We don't always like being nonplussed

Sunday, January 9, 2011

Mother (earthbound 0) Flailthrough - Day 6 (sorry about the lateness.)

How many? I count tree.
Well, this thing has just left me stumped! Seriously though, the monsters around here are odd to an amazing extreme, and that's what I've always loved about Earthbound/Mother. Aside from the few I showed you last week, we also have this guy.

What are you looking at, four eyes?
Who I'm fairly sure is just a collection of floating eyeballs. Neat.
Then there's this fellow right here.

I guess he... uh... I got nothin'.
Who I'm reasonably sure is some sort of gummy bear monster.

There's also a set of two floating eyes, but I won't waste space with a picture of them. Just know that they will ruin your day, and they are tiny death gods.

So, onto other things...

I had the thought, and that is a rare event in and of itself, that maybe I should try using the PSI ability that sent me up here on the people at the gate I couldn't get through, to see if it would work like the ice cream poop did. And as it turns out, that's exactly what I needed to do, and the Three Amigos stepped aside for me right away. Yay!

It's time to make my way inside of...

I'm not sure why the only difference between how the Japanese typically represent poop or ice-cream is color.
Castle Poopestine!

I'm sure that's not what it's called, but it really does, to me at least, look like a giant pile of anime style dog doodie. It also seems to be full of treasure, which is awesome right up to the point where I realize that my inventory is totally full, and I can't pick up a damn thing.

On the plus side, I think I've learned who I have to talk to.

Are you sure? She might just be a random unimportant NPC.
She looks kind of important, but that could just be my opinion on the matter. I speak to her and... What happened? Nothing, that's what happened, and there's nothing I seem to be able to do about that at the moment. Well crap. I guess it's back to town to have a serious look around again... Shit.

Let's trust a stranger with our precious items!

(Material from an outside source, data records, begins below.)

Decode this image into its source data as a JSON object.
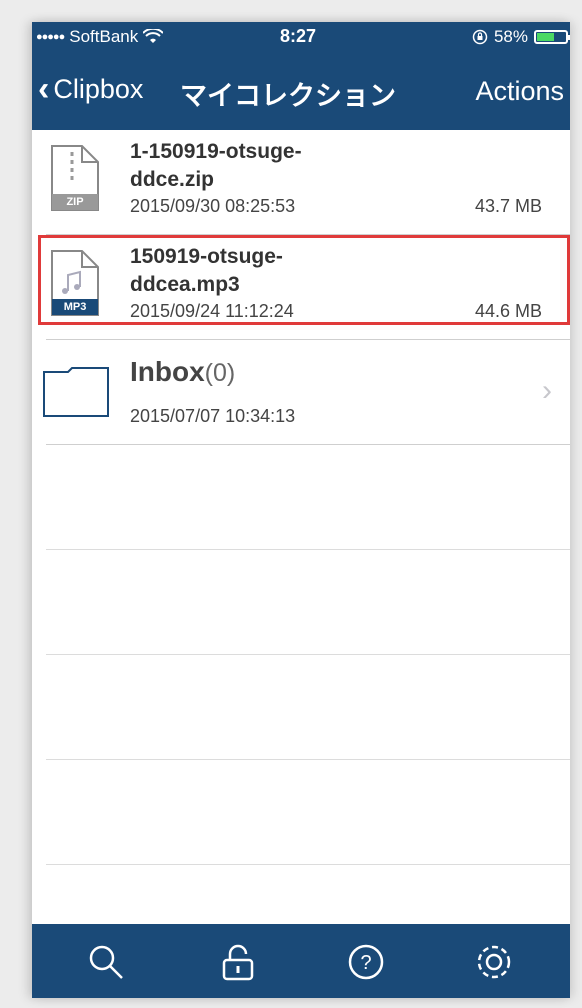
{
  "status": {
    "signal_dots": "●●●●●",
    "carrier": "SoftBank",
    "time": "8:27",
    "battery": "58%",
    "battery_level": 0.58
  },
  "nav": {
    "back_label": "Clipbox",
    "title": "マイコレクション",
    "actions_label": "Actions"
  },
  "files": [
    {
      "name_line1": "1-150919-otsuge-",
      "name_line2": "ddce.zip",
      "date": "2015/09/30 08:25:53",
      "size": "43.7 MB",
      "type_label": "ZIP",
      "icon": "zip-file-icon"
    },
    {
      "name_line1": "150919-otsuge-",
      "name_line2": "ddcea.mp3",
      "date": "2015/09/24 11:12:24",
      "size": "44.6 MB",
      "type_label": "MP3",
      "icon": "mp3-file-icon"
    }
  ],
  "folder": {
    "name": "Inbox",
    "count": "(0)",
    "date": "2015/07/07 10:34:13",
    "icon": "folder-icon"
  },
  "tabbar": {
    "icons": [
      "search-icon",
      "lock-icon",
      "help-icon",
      "gear-icon"
    ]
  },
  "colors": {
    "bar": "#1a4a78",
    "highlight": "#e03a3a"
  }
}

Oh well, when in Poop Rome...
I am posting a picture of this house because even if it is small, and unremarkable, it is likely the most important house I've found to date. this is where I can store crap, and the man inside just seems to be perfectly happy to hold it all for me.

I do, however, think I know where to go next.

Actualy, Timmy has fallen into Devil's Gorge and has a compound fracture of the lower mandible. And points to you if you get the reference.
This is a pretty obvious location for some sort of dungeon. A well is never a good idea, ever. You're either going to have it poisoned, have monsters come out of it, or lose any number of Timmies down it until someone has the common sense to have water lines installed. This, of course, isn't always an option in the country, and that's why people in rural areas have to make damn sure never to name their children Timmy. Also, I think that I'm entirely wrong at my guess.

The Sea of Holes... into the Sea of Green.
Because this looks much more like the area to be... My God, it's like a Timmy Genocide! They probably have to import their Timmies in from the surface world, because there's no way these people could breed fast enough to keep up with demand.

Also... they're wells, and they're on CLOUDS! How in the name of Shigesato Itoi does that even work?! I find that it's best not to dwell on this sort of thing for too long, and by that I mean that I love rum.

Now this is where I'm going to have to end this update, because, and I hate to do this, I really need to find a katakana guide (for example, his older brother- Ed.) and see if I can figure out what a few things in my inventory are, so I can put them away.